Worobey’s analysis identified an earlier case: a supplier in the South China market was infected with COVID-19 on December 11.

Animal threat

Experts worry that the spread of the same virus from animals to humans may trigger a new epidemic — and make this epidemic worse.

Since the emergence of COVID-19, many types of animals have been infected, including pet cats, dogs, and ferrets; zoo animals such as big cats, otters, and non-human primates; farmed minks; and white-tailed deer.

According to the US Centers for Disease Control and Prevention, most people get the virus from humans. The center stated that humans can transmit the virus to animals during close contact, but the risk of animals transmitting the virus to humans is very low.

However, another concern is that animals may release new variants of the virus. Some people wonder if the omicron variant started this way.

David O’Connor, a virology expert at the University of Wisconsin-Madison, said: “Around the world, even if we control (COVID-19) on humans, we may allow animals to incubate these variants.” “We may not be in the short term. A large-scale giraffe immunization program is carried out within.”

Worobey said that he has been looking for genetic fingerprints that might indicate whether omicron was produced when the virus spread from humans to animals, mutated, and then jumped back to humans.
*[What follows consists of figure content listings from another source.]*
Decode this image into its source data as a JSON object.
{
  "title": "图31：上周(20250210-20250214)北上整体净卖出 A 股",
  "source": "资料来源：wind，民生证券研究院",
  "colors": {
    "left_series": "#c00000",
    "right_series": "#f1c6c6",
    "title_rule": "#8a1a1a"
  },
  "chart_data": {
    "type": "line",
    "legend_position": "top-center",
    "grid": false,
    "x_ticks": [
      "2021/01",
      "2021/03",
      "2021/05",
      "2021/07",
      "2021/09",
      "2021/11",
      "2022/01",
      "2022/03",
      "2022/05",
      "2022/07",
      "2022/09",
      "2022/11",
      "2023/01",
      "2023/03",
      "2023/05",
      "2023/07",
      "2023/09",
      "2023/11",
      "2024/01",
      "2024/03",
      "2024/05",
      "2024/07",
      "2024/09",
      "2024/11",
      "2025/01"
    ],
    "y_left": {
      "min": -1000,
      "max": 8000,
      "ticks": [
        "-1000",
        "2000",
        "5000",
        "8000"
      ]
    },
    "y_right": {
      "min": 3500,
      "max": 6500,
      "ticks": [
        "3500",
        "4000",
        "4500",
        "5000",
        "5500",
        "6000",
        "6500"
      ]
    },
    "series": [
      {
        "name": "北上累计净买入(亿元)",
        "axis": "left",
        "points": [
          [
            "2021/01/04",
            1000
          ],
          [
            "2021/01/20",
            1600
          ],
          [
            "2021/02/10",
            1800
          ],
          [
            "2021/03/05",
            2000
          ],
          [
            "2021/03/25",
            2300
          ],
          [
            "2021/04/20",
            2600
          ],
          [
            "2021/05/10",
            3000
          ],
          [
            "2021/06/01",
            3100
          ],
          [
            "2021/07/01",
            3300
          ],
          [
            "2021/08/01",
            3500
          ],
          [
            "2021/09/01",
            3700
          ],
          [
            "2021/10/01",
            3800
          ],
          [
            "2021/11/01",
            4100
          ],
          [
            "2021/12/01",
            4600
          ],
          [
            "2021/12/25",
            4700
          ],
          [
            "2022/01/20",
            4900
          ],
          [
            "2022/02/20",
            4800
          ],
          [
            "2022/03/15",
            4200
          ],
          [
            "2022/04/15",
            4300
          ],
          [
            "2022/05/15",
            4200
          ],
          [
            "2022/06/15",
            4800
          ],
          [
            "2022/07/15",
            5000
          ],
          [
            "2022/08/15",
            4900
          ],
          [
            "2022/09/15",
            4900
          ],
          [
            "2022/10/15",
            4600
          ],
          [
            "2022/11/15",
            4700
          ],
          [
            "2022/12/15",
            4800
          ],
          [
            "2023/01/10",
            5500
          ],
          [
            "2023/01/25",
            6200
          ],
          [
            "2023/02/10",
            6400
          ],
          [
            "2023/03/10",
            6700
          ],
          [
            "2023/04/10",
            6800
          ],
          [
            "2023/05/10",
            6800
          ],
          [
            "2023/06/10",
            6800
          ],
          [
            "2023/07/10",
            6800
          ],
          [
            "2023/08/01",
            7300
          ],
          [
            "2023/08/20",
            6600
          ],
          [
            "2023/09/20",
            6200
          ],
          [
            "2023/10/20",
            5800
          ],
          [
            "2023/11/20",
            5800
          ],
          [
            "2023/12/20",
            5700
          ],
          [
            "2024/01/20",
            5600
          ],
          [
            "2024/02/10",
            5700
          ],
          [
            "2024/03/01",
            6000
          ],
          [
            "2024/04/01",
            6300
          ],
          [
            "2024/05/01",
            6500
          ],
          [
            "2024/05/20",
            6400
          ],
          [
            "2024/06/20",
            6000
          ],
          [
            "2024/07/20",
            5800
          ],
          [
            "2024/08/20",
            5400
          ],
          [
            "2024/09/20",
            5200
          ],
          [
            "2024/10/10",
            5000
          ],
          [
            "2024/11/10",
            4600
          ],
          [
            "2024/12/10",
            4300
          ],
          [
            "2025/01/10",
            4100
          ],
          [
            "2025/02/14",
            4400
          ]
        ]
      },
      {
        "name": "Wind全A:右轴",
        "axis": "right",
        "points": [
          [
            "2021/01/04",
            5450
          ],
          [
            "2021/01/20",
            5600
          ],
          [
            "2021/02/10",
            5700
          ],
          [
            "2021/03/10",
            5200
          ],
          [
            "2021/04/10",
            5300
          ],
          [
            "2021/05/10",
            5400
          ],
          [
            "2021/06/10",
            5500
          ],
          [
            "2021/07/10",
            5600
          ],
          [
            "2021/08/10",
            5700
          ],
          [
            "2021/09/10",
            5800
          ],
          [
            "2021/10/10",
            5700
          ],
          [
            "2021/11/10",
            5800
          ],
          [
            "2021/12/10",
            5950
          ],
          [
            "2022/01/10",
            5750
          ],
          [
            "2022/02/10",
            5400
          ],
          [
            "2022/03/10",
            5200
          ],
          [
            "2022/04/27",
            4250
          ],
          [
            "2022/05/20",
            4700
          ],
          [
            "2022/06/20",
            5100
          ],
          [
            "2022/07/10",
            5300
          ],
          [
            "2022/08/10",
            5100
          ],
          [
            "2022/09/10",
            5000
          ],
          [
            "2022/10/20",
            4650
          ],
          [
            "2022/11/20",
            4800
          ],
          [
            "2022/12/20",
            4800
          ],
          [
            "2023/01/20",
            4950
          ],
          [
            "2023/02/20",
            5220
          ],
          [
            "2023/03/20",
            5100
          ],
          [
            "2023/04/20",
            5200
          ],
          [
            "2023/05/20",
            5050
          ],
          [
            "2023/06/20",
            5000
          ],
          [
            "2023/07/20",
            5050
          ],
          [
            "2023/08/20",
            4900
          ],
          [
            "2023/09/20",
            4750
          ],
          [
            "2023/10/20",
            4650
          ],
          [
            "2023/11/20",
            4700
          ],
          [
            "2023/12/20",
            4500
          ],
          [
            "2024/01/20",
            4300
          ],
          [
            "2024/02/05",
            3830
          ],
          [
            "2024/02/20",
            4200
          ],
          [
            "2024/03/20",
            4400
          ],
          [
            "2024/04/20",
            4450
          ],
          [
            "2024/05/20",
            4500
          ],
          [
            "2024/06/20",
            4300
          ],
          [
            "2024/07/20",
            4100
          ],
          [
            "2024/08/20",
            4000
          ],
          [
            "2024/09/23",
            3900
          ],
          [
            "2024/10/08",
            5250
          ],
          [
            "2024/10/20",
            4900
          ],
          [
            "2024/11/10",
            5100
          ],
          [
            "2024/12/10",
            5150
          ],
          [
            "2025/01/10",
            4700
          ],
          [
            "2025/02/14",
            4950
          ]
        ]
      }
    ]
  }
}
Experts say that preventing zoonotic diseases requires not only combating the illegal sale of wild animals, but also progress on major global issues that increase the risk of human-animal contact, such as habitat destruction and climate change.

Scientists stated in the Cell paper that failure to fully investigate the animal origin of the virus will “make the world vulnerable to future pandemics. These pandemics are caused by the same human activities. These human activities have repeatedly caused us to The new virus is in conflict.”

“Toxic” politics

But further investigation was hindered by superpower politics. Lawrence Gostin of Georgetown University said that there was a “naked battle” between China and the United States.

Gostin, director of the WHO National and Global Health Law Cooperation Center, said: “The politics surrounding the origin investigation actually poisons the wells of global cooperation.” “Politics is actually poisonous.”

An Associated Press survey last year found that the Chinese government strictly controls all research on the origin of COVID-19 and promotes the marginal theory that the virus may come from abroad.

“This is a very closed country instinctively, and it will never allow foreigners to enter its territory without restrictions,” Godin said.

However, Godin said that the investigation has made a positive progress.

The WHO established an advisory group to investigate the origin of the pandemic. Gostin said that although he doubts the team can solve the mystery, “they will have a group of highly qualified scientists ready to deploy immediately in the next pandemic.”